In a report of the world’s most trustworthy climate updates, the parlous state of a planet was determined that has recorded its 10 hottest years in the past ten years.
The state of the world meteorological organization of global climate cancer lists alarming records, of which scientists should shock the world to take drastic measures – but they warn that they probably will not become of the lack of global leaders.
The report showed that the atmospheric concentration of carbon dioxide as well as methane and laugh oxide has been at the highest level in the past 800,000 years.
Here are the most important results of the report:
In 2024 they set a new heat record
Last year it was confirmed that it was the hottest since the start of the records 175 years ago and defeated the previous record in 2023.
And in 2024 it was probably the first time that the global temperatures, according to the WMO 1.5 degrees Celsius, exceeded the baseline set from 1850 to 1900.
Scientists say that this does not mean that we have permanently exceeded the global limits defined in the Paris Agreement – which the United States left on the first day of President Donald Trump’s second term – but we get closer.
The record levels of greenhouse gases were mainly responsible for higher temperatures, supported by a short -term thrust by El Niño, a weather pattern that creates warmer water in the eastern Pacific, the report says.
Long -term global warming lies in the pre -industrial era to 1.34 and 1.41 degrees Celsius, said the WMO.
General Secretary of the United Nations, António Guterres, said the restriction of the global increase in temperature to 1.5 degrees Celsius is still possible, but “the leaders have to appear to achieve this.”
In each of the past eight years there was a record for octopus heat
Increasing global temperatures inevitably mean warmer water because oceans absorb 90% of the excess heat.
New heat records have been set for each of the past eight years, and the rate of ocean heating in the past two decades has been more than twice as high as from 1950 to 2005.
Warm water caused a heavy bleaching of coral reefs last year, driven tropical and subtropical storms and tightened the loss of sea ice.
A marine biologist from the Ministry of Naval and Coastal Resources carries out a riff that was damaged by coral bleach on May 8, 2024. – Sirachai Arununrugstichai/Getty Images
The increase rate of sea level has doubled since the satellite measurements began
The rate of the global middle increase of sea level has doubled since the first satellite record in 1993 to achieve a record high in 2024, the report says.
The increase of 2.1 millimeters per year, which was recorded between 1993 and 2002, was placed in the shade between 2015 and 2024 by an increase of 4.7 millimeters.
Higher sea levels have an impact on coastal communities, including floods, erosion and salinization of the groundwater.
The increase in sea level is tightened by sea ice melt, and there is no sign that slowed down.

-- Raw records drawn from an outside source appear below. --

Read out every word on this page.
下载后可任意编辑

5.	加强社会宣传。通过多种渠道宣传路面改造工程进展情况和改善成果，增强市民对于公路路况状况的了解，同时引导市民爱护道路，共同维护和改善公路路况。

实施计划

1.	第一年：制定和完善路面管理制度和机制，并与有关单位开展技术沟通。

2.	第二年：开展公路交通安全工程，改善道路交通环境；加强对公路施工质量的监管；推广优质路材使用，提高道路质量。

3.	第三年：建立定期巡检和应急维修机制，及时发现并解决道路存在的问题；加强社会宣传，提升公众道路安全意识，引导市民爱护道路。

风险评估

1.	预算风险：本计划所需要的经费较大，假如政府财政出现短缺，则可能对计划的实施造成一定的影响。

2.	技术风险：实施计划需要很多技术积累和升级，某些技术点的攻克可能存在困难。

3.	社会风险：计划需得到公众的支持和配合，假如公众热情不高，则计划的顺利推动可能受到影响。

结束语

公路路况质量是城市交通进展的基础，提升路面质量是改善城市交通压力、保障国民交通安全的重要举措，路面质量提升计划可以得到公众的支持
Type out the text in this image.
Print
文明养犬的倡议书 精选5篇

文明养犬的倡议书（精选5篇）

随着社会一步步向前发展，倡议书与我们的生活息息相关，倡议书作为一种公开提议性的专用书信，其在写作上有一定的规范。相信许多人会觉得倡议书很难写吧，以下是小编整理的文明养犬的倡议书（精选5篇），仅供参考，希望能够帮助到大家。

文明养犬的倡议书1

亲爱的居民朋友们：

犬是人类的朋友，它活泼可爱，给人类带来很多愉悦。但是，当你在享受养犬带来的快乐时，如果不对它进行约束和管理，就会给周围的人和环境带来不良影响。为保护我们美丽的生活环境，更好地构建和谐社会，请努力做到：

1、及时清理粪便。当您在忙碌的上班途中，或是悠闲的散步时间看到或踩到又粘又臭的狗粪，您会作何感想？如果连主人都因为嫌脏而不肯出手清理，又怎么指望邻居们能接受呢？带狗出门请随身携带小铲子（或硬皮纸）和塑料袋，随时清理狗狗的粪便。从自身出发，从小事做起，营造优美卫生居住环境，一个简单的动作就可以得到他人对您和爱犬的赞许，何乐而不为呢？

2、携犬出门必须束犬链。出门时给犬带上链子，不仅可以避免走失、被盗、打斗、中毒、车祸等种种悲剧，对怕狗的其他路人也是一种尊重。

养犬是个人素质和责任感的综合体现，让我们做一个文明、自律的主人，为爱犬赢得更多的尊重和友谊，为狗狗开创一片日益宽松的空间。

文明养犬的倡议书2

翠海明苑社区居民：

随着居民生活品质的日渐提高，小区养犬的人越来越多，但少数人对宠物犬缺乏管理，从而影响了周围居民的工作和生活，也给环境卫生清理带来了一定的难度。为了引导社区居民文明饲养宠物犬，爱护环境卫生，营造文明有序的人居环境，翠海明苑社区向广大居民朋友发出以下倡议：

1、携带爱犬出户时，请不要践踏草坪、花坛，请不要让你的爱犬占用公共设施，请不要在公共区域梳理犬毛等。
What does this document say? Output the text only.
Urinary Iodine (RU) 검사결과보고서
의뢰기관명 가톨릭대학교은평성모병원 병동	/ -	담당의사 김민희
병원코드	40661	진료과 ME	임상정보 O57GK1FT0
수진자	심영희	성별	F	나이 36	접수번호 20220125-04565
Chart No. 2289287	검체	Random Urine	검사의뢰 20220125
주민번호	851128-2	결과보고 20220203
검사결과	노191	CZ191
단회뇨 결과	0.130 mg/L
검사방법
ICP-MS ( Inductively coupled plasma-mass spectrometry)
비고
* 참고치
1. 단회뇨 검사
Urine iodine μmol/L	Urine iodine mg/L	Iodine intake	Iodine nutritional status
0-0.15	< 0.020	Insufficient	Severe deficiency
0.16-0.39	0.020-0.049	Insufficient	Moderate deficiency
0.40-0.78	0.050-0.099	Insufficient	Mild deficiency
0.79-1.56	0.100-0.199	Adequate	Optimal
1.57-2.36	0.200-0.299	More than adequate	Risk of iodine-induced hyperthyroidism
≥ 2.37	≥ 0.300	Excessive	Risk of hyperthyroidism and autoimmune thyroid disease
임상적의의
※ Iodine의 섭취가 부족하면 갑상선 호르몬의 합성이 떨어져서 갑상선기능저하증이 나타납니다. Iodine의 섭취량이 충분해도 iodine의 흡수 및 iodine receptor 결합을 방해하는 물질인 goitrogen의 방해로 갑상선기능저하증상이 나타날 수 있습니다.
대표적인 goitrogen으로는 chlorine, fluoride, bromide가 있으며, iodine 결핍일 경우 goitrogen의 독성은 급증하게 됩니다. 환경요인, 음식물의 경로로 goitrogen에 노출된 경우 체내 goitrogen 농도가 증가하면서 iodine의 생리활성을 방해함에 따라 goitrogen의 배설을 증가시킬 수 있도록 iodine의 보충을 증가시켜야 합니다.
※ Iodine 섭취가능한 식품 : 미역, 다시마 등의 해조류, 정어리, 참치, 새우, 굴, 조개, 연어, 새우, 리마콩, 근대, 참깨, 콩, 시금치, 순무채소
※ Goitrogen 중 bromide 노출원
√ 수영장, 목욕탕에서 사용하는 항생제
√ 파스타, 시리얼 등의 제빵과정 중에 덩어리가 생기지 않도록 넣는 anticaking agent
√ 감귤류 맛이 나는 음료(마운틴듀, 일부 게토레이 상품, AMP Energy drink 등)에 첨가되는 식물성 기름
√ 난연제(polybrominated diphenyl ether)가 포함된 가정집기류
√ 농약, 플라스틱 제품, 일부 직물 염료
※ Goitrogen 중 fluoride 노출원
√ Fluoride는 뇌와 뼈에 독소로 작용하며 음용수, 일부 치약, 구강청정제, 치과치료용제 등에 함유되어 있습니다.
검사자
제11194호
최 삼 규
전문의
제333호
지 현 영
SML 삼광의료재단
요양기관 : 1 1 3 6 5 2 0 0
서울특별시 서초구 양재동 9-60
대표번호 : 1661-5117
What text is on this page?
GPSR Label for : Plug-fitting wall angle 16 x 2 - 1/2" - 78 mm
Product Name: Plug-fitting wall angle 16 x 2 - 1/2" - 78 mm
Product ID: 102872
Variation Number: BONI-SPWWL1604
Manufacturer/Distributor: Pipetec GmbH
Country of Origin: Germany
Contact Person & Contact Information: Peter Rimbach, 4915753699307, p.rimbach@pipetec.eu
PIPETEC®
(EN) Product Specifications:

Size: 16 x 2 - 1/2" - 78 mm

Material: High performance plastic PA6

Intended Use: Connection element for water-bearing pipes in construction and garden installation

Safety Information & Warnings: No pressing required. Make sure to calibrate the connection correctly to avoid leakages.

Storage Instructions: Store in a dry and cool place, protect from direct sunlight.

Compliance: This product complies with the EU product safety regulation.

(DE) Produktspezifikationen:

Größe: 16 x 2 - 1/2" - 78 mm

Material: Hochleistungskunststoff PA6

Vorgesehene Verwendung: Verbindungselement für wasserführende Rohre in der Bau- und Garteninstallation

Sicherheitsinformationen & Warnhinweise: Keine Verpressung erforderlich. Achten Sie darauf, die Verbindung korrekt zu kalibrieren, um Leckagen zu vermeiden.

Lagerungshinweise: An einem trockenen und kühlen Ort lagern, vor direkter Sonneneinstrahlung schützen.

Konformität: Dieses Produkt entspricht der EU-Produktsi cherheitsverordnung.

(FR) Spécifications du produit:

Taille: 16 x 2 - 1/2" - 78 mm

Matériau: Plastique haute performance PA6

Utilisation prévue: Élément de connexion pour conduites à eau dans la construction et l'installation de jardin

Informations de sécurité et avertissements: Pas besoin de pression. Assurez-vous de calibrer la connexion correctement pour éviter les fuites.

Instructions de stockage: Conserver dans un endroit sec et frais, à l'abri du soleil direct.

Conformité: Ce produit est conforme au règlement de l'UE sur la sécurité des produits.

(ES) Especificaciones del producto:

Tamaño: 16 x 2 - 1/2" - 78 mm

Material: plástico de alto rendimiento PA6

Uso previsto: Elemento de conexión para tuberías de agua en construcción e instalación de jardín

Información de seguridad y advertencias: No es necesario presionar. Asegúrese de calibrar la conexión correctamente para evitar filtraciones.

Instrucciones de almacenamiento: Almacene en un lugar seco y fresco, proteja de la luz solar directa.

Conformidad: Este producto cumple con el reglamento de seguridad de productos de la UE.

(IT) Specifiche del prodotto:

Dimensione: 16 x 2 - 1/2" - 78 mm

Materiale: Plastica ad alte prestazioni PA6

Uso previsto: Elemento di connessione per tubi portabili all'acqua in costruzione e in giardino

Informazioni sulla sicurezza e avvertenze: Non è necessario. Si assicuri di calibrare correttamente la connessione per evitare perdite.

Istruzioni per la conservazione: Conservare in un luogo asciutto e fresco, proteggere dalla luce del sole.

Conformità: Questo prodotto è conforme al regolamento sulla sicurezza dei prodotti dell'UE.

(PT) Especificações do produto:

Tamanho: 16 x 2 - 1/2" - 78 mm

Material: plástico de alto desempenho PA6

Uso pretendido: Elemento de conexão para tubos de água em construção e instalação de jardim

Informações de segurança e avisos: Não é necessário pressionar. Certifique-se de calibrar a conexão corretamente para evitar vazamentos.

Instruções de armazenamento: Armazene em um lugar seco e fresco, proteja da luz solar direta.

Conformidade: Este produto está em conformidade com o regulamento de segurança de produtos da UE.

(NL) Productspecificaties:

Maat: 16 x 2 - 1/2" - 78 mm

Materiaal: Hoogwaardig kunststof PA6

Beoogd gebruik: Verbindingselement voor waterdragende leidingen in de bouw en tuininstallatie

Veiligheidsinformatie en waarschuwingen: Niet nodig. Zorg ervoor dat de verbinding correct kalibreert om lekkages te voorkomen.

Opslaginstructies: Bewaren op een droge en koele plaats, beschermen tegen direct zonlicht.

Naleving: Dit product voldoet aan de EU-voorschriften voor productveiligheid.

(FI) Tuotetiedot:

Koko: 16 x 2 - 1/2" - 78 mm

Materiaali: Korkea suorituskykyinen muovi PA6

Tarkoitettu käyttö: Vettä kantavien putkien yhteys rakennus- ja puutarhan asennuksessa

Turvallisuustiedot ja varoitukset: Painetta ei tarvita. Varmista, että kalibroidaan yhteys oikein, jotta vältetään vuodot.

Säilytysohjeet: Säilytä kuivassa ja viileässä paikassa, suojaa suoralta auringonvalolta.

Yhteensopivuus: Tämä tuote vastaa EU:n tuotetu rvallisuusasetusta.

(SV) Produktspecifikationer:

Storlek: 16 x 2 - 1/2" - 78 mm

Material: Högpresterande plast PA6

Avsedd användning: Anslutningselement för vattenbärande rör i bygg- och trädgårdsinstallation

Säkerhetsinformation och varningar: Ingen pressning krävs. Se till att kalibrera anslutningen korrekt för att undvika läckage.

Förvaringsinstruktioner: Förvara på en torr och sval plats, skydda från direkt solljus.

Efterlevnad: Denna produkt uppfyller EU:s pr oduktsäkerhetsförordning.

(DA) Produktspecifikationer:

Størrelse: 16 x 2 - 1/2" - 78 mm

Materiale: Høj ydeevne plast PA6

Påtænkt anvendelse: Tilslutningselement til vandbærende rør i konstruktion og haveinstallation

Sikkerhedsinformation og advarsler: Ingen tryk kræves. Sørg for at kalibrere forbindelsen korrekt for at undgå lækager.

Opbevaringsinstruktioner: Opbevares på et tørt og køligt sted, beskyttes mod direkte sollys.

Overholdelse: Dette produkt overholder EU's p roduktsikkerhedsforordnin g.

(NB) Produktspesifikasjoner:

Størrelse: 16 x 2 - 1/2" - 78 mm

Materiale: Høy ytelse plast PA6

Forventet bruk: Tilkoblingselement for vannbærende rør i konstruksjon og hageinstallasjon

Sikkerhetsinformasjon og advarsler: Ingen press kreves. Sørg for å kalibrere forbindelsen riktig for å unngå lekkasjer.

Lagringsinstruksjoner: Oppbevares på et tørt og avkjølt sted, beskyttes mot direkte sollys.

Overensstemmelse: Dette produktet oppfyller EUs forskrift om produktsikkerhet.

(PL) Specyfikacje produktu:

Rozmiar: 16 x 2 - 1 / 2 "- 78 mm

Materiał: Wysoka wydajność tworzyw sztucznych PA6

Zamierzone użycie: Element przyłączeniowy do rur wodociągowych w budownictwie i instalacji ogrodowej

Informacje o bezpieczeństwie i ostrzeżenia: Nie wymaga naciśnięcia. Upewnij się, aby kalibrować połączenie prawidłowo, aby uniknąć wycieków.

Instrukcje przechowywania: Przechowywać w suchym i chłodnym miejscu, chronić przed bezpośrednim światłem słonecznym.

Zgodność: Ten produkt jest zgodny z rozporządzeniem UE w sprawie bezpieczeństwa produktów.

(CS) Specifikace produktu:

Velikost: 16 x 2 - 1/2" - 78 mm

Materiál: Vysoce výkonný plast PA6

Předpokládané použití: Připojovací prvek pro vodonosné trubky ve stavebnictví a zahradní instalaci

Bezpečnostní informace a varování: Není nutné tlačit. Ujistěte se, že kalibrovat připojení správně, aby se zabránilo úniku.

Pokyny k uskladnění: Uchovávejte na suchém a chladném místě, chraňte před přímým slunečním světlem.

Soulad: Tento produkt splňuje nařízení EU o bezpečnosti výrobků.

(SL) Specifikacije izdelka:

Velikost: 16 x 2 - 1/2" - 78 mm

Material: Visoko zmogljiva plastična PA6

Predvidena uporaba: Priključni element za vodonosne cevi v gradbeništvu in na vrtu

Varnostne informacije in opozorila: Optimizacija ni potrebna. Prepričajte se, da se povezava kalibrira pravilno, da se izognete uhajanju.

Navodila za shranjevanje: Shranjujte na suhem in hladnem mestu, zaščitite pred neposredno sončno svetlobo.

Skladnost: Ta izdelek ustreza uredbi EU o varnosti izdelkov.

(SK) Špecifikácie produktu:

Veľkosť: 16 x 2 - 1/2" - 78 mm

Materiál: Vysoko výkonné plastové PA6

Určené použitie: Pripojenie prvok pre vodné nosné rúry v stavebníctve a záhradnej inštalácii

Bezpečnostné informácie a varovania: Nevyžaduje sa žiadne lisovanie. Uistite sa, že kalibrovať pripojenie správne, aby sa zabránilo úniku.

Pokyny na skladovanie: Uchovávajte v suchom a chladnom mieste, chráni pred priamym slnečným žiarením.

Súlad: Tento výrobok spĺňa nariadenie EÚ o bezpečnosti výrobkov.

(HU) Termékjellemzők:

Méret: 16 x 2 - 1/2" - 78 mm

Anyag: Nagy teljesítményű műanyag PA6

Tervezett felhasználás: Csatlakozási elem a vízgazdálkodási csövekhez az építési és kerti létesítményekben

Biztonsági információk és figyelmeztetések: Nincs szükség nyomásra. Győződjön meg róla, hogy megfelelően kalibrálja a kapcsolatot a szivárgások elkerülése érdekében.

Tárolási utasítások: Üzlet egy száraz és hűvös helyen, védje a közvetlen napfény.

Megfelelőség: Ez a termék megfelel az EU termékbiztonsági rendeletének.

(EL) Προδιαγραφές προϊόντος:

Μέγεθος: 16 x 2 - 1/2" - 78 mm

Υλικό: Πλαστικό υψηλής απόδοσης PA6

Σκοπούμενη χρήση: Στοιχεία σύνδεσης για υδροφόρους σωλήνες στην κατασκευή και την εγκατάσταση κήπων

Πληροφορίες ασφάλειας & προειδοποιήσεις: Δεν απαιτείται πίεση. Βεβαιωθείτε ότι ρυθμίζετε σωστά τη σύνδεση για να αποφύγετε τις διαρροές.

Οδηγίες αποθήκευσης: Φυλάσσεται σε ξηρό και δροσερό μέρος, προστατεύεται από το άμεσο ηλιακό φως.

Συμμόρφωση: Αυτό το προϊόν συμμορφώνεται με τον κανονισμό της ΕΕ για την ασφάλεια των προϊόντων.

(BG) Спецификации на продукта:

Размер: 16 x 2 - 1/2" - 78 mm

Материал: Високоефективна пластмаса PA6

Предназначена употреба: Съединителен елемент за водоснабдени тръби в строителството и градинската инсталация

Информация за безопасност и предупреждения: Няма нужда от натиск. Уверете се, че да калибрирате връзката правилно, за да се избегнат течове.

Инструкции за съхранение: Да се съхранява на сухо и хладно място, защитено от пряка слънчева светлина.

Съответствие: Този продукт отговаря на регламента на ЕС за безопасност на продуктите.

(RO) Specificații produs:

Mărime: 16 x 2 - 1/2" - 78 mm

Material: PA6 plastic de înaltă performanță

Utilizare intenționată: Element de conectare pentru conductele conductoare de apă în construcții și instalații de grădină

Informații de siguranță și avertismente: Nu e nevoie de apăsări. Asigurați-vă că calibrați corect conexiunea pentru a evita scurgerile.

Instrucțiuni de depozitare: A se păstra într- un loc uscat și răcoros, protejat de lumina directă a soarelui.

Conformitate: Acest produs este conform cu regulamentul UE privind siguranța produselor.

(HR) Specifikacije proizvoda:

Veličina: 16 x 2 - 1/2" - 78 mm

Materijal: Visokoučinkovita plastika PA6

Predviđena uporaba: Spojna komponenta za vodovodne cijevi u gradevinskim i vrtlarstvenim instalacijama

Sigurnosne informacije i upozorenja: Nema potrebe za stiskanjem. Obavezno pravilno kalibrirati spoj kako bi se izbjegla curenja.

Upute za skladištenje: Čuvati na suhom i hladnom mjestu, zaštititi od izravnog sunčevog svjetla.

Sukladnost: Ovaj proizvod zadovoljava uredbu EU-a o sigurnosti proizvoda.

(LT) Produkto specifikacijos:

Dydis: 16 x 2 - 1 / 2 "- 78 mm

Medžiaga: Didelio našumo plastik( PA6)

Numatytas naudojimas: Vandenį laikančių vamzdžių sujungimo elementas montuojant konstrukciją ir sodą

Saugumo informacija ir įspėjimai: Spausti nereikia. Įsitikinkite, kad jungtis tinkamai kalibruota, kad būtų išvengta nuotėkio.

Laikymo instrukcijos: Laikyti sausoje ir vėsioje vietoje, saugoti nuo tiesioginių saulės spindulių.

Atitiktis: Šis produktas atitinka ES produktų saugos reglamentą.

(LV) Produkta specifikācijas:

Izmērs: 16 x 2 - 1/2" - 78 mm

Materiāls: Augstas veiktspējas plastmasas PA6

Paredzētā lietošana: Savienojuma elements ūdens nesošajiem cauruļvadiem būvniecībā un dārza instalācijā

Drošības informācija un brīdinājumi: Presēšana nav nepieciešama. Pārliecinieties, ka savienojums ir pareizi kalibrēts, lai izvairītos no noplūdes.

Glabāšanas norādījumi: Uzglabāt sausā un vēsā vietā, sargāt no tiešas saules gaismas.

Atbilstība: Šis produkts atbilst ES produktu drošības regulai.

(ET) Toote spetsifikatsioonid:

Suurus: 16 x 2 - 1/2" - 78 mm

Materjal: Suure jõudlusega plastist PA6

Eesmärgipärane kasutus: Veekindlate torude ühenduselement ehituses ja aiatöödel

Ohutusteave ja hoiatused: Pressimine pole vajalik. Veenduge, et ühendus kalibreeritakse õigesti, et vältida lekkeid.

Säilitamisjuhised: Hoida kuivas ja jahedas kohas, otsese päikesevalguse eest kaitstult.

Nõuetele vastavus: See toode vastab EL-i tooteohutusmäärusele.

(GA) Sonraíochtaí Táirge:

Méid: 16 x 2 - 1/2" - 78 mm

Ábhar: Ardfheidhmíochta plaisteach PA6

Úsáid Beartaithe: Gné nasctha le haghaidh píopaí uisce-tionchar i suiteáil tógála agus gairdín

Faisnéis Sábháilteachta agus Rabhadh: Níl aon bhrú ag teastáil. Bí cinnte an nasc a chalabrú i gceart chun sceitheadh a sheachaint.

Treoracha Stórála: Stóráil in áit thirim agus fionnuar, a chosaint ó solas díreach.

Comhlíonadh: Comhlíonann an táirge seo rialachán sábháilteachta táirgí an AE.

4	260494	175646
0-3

The three years since 2021 brought the largest three-year loss to Glacier mass per record.
“Exceptionally negative” losses were recorded in Norway, Sweden, Svalbard and the tropical Andes, said the WMO.
Glacier in Svalbard and Jan. Mayen on July 18, 2024. – Sebnem Coskun/Anadolu/Getty Images
In 2024, most people were expelled in 16 years due to climate effects
Tropical cyclones, floods, droughts and other dangers in 2024 distributed the highest number of people since 2008 when 36 million people were forced from their houses.
This year, about half – 15 million – were driven into Sichuan after the earthquake. The floods affected also millions in India.
In 2024, tropical hurricanes and hurricanes brought destructive winds, heavy rain and floods. Dozens of unprecedented heat waves were recorded, including in Saudi Arabia, where the temperatures during the Hajj pilgrimage reach 50 degrees Celsius (122 degrees Fahrenheit).
Forest fires and heavy drought also raged by some countries, repressed people and disturbed food supply. In eight countries, at least one million more people stood in an acute nutritional uncertainty compared to 2023, said the WMO.
A man who wears his cattle weds in Feni in the southeast of Bangladesh on August 24, 2024. – Munir UZ Zaman/AFP/Getty Images
Some of the turbulence could have been avoided with early warning systems, although in parts of the world that are most susceptible to climate effects most susceptible to the disaster in advance.
“Only half of all countries worldwide has appropriate early warning systems.
What scientists say
Sarah Perkins-Kirchpatrick, professor at the Fenner School of Environment and Society at Australian National University, said the world had reached a point where the net zero emissions were no longer enough.
“We have to stop hit Snooze at our alarm, which is the regular global temperatures of the record temperatures,” she said. “How much more do we have to scream and scream that climate change takes place, and without serious measures it only gets worse?
Linden Ashcroft, lecturer for climate science at the University of Melbourne, said that there was not enough attention to warnings.
“To be honest, I’m not quite sure what to do next. She said in a written explanation.
“If we do not see the real climate management of governments and companies, I will save this answer and send through again next year.”